La discussion s'ouvrit d'une manière assez imposante sur la proposition de Jourdan. Deux opinions se manifestèrent: les uns voulaient que le gouvernement conservât le caractère ministériel et secret; d'autres qu'il reçût un caractère national et public. C'étaient autant de masques pour cacher le véritable secret des partis. La motion de Jourdan fut combattue avec beaucoup de talent et d'adresse par Chénier, par Lucien Bonaparte, et moins bien par Boulay de la Meurthe. Lucien déclara que l'unique moyen de surmonter la crise était dans une grande latitude de pouvoir laissée à l'autorité exécutive. Il crut devoir cependant combattre l'idée d'une dictature. «Est-il aucun de nous, s'écria-t-il, (et ceci est remarquable) qui ne s'armât du poignard de Brutus et qui ne punit le lâche et l'ambitieux ennemi de leur patrie!...» C'était faire à l'avance le procès au 18 brumaire, journée dont Lucien assura lui-même le triomphe deux mois après. On voit qu'il songeait moins alors à se préserver d'une contradiction qu'à écarter toute espèce de dictature; elle eût renversé l'espoir que nourrissait son frère en Égypte, auquel on avait expédié aviso sur aviso pour presser son retour.
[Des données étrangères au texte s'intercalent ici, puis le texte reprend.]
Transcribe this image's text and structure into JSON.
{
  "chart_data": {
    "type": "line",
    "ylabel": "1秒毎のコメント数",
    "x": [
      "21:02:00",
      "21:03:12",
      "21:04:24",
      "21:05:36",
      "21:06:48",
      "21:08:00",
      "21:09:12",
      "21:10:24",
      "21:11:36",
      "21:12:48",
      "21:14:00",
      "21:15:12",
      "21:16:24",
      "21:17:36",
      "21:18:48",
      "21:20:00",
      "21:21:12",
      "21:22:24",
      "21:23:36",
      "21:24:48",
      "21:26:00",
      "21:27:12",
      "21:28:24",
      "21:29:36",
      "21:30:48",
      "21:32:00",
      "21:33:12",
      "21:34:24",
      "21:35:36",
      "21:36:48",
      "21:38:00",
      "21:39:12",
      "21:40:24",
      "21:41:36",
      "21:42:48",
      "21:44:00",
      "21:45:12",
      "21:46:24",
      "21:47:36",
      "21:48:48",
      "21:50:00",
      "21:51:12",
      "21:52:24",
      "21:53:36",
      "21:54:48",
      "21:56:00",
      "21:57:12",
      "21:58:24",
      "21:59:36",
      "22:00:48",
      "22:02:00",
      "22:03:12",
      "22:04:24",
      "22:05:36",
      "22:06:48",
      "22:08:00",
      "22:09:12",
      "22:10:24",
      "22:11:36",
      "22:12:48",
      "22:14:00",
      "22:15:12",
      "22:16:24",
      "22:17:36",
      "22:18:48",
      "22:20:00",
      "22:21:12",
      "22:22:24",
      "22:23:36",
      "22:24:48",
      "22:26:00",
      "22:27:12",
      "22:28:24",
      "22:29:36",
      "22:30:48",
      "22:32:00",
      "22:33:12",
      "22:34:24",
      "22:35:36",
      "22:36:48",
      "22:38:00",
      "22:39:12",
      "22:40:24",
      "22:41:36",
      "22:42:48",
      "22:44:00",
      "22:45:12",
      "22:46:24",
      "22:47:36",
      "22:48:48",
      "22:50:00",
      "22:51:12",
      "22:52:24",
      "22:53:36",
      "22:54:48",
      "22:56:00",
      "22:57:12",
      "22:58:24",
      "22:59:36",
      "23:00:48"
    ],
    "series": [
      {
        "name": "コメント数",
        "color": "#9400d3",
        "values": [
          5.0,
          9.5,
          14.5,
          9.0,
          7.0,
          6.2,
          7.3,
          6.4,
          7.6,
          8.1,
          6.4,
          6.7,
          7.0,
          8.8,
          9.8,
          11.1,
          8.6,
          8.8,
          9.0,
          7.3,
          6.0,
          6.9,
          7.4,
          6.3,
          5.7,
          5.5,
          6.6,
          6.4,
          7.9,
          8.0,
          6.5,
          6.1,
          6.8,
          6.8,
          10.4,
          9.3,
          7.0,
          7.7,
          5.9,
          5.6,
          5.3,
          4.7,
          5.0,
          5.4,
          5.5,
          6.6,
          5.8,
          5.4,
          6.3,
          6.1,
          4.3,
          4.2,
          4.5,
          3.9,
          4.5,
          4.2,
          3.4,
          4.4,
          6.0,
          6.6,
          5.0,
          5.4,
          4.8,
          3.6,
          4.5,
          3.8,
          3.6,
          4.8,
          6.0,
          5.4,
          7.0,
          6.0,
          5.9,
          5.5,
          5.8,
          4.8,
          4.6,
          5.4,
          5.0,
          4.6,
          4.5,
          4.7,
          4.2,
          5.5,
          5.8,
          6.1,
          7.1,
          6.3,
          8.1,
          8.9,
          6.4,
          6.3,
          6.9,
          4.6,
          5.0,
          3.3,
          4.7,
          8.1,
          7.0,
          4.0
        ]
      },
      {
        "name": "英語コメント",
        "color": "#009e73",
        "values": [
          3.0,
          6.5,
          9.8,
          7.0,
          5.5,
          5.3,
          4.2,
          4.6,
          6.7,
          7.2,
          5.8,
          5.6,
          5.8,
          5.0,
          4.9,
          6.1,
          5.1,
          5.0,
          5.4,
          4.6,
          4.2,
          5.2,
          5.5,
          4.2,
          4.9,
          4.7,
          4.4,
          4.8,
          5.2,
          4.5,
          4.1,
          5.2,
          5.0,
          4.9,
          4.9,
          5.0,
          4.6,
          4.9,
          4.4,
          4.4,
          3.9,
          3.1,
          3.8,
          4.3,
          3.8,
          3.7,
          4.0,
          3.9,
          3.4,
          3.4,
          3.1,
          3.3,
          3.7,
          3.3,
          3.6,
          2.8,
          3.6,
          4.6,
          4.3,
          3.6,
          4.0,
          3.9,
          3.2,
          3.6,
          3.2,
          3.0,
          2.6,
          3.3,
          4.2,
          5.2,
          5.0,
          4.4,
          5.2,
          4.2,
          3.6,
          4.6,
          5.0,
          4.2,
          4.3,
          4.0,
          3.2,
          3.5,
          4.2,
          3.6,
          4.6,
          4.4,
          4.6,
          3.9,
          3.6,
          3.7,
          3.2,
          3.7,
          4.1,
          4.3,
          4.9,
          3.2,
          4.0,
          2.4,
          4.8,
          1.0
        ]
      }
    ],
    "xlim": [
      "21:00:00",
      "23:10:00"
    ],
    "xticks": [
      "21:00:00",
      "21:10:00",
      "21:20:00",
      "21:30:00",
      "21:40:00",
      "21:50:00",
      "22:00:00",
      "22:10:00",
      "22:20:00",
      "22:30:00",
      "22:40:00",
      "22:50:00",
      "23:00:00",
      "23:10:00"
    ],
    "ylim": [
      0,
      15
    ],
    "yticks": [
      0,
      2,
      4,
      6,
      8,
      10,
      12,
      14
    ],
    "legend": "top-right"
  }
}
Il importait à Lucien qu'il trouvât le champ libre, bien sûr qu'on ne verrait en lui ni hésitation ni tâtonnemens; en cela supérieur à nos généraux timorés qui, redoutant la responsabilité d'un pouvoir précaire, ne voyaient aucun autre mode de réforme que dans une nouvelle organisation consentie par des hommes qui n'en voulaient aucune.

La discussion fut très-orageuse au Conseil des des cinq cents. Le bruit de la révocation de Bernadotte l'envenima. Jourdan y vit l'indice certain d'un coup d'état, et il demanda la permanence des Conseils. Toutes ses propositions furent rejetées par 245 voix contre 171. Cent deux députés, les plus ardens, protestèrent. Les rassemblemens et les groupes autour de la salle furent hideux et les vociférations menaçantes. La masse de la population parisienne s'en montrait effrayée. Mais, soit impuissance ou lassitude, soit efficacité dans les mesures militaires et dans les manœuvres de mes agens, tous les élémens de troubles et d'agitation se dissipèrent et le calme parut renaître.

La victoire remportée par la magistrature exécutive fut complète: le Conseil des anciens rejeta la résolution qui ôtait au Directoire la faculté d'introduire des troupes dans le rayon constitutionnel.